Suite à l’analyse de ces informations, le MENV a retenu la position suivante :

  • Ne pas réduire les teneurs limites permises en Cd et d&f des MRF de catégorie C2;

  • Informer les organismes consultés de cette décision;

  • Envisager la possibilité de revoir éventuellement les teneurs limites en divers contaminants, sur la base de travaux du BNQ et du CCME, sur la révision des critères de qualité des composts qui débuteront au printemps 2003.

Références bibliographiques

CCME. 2001. Recommandations canadiennes pour la qualité des sols : Environnement et santé humaine – dioxines et furannes. Conseil canadien des ministres de l’environnement.

Fouchécourt, M.-O. et M. Beausoleil. 2001. Évaluation des impacts à long terme de la valorisation agricole de matières résiduelles fertilisantes au Québec – mise en contexte et risques à la santé associés à l’apport de cadmium et de dioxines et furannes - Rapport synthèse. Institut national de santé publique du Québec.

Gouvernement du Québec. 2000. Qualité de l’environnement – Loi sur la Politique québécoise de gestion des matières résiduelles 1998-2008. Gazette officielle du Québec, 30 septembre 2000, 132e année, no 39 : pages 968-974.

Moreau, G. 2001. Mesures de gestion du risque liées aux MRF : Commentaires. Santé Canada. 2 p.

National Academy of Sciences. 2002. Biosolids Applied To Land : Advancing Standard and Practices. National Academy Press. Washington, DC. 266 p.

USEPA. 2002. Standards For The Use Or Disposal Of Sewage Sludge; Notice. U.S. Federal Register, June 12, 2002. Pp :40554-40576.

Van Coïllie. 2002. Estimation des risques toxiques du cadmium et des dioxines et furannes chlorés des matières résiduelles fertilisantes au Québec.

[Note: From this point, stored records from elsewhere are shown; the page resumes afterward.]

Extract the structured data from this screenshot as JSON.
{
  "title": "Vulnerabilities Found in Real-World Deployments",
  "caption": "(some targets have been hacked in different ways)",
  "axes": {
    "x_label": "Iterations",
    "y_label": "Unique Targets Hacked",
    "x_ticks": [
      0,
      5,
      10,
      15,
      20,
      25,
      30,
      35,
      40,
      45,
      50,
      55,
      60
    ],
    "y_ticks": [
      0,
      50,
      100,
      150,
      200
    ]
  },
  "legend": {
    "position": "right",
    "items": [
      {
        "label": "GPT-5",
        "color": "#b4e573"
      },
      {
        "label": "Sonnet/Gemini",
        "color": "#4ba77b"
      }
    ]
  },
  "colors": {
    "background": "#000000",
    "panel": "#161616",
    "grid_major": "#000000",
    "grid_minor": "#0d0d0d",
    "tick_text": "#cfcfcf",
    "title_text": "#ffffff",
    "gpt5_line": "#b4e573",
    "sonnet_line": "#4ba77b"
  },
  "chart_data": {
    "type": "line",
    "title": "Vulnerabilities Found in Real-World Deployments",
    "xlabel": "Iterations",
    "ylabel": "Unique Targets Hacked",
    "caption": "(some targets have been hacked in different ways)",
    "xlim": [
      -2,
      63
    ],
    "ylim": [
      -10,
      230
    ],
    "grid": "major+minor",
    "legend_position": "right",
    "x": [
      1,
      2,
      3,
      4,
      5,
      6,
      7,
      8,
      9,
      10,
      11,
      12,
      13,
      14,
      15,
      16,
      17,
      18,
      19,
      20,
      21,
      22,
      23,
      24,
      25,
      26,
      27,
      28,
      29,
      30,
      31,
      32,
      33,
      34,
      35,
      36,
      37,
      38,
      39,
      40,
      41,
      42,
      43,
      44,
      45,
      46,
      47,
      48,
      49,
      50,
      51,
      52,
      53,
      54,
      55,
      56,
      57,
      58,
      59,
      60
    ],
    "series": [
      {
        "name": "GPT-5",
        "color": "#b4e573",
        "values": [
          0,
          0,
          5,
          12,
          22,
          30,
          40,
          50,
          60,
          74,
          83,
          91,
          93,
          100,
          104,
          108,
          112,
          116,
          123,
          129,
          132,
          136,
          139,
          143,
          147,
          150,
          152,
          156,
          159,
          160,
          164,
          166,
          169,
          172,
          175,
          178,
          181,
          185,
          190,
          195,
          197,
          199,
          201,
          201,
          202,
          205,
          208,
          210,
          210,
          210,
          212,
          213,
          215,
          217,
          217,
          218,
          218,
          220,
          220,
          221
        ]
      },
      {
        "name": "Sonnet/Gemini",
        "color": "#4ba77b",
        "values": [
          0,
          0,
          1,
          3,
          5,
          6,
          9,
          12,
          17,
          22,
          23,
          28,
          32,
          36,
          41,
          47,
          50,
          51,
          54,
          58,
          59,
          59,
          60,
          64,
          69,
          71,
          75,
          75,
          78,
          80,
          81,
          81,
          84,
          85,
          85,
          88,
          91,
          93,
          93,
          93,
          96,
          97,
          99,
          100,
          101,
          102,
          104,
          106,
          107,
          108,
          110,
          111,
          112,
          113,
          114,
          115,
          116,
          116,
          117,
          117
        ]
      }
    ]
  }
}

Rapport préparé pour Réseau-Environnement, l’Association québécoise des industriels du compostage et Recyc-Québec. 39 p.

Van Coïllie, R. et M. Laquerre. 2003. Critères de qualité et risques du cadmium et des dioxines et furannes chlorés des matières résiduelles fertilisantes au Québec. Vecteur Environnement, janvier 2003, vol 36, no 1, pp. 22-33.